Ida's hot aftermath: No electricity, no water, and no gasoline

Hundreds of thousands of Louisianans sweltered in the aftermath of Hurricane Ida on Tuesday with no electricity, no tap water, precious little gasoline and no clear idea of when things might improve.

Ida's hot aftermath: No electricity, no water, and no gasoline

The few gas stations with fuel and generator power were surrounded by long lines. People took out rotting food from refrigerators. Neighbors borrowed pool water from each other to wash their clothes or use as a bathwater.

Governor. John Bel Edwards spoke as cleanup began in the soggy area, despite the oppressive heat of the late-summer heat.

Officials in New Orleans announced seven locations where people can get a meal and air-conditioning in the city. Mayor LaToya Catrell stated that 70 transit buses were used as cooling locations. She also announced that there will be drive-thru food, water, and ice distribution points set up in the city on Wednesday.

She assured residents that there would be progress but acknowledged frustrations in the days ahead.
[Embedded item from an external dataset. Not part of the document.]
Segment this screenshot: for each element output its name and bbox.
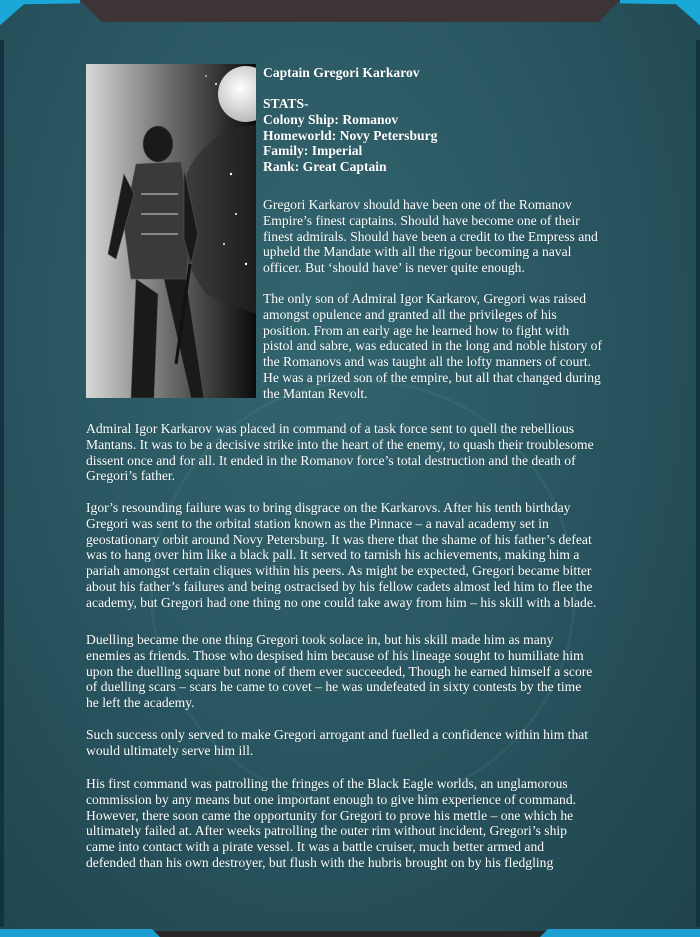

"We know it is hot. She said that we know that power is not available and that this will continue to be a priority.

Edwards stated that state officials were also working to establish food, water, and ice distribution. However, it would not start Tuesday. According to the governor's office, discussions are ongoing about setting up cooling stations and places where people with oxygen can plug in their machines. However, it did not provide any details as to when these might be operational.

More than 1 million homes and businesses in Louisiana and Mississippi -- including all of New Orleans -- were left without power when Ida slammed the electric grid on Sunday with its 150 mph (240 kph) winds, toppling a major transmission tower and knocking out thousands of miles of lines and hundreds of substations.

Officials estimate that more than 25,000 utility workers worked to restore electricity. However, it could take several weeks.

Some areas were also experiencing water shortages due to water treatment plants being overwhelmed by floodwaters and power outages. Federal officials stated that approximately 441,000 people lived in 17 parishes without water and another 319,000 were on boil-water advisory.

The number of deaths climbed to at least four in Louisiana and Mississippi, including two people killed Monday night when seven vehicles plunged into a 20-foot-deep (6-meter-deep) hole near Lucedale, Mississippi, where a highway had collapsed after torrential rains. Edwards stated that he anticipates that the death toll will rise.

Crews in Slidell searched for a 71 year-old man who was attacked and bitten by an alligator as he walked through Ida’s floodwaters. His wife pulled him up to the stairs of the house and paddled off to seek help. But when she returned, he was gone.

Officials from the wildlife department warned about bears, snakes and alligators searching for food in the storm's aftermath.

Edwards was accompanied by Deanne Criswell, FEMA Administrator, to witness the destruction firsthand. According to her, FEMA officials arriving Tuesday will go door to door in difficult-hit areas to register residents for assistance, especially in areas where there are widespread cell phone outages.

New Orleans was awash with drivers waiting for a chance to get in at a Costco, which was one of few places in the city that had gasoline. Other gas stations had similar lines. Drivers would pull up at the pumps and see the handles covered with plastic bags, then drive off.

Renell Debose was left in New Orleans Superdome for a week after Hurricane Katrina 2005, which claimed 1,800 lives and rendered the city almost uninhabitable. She stated that she would be willing to go without electricity for a few days, but not more.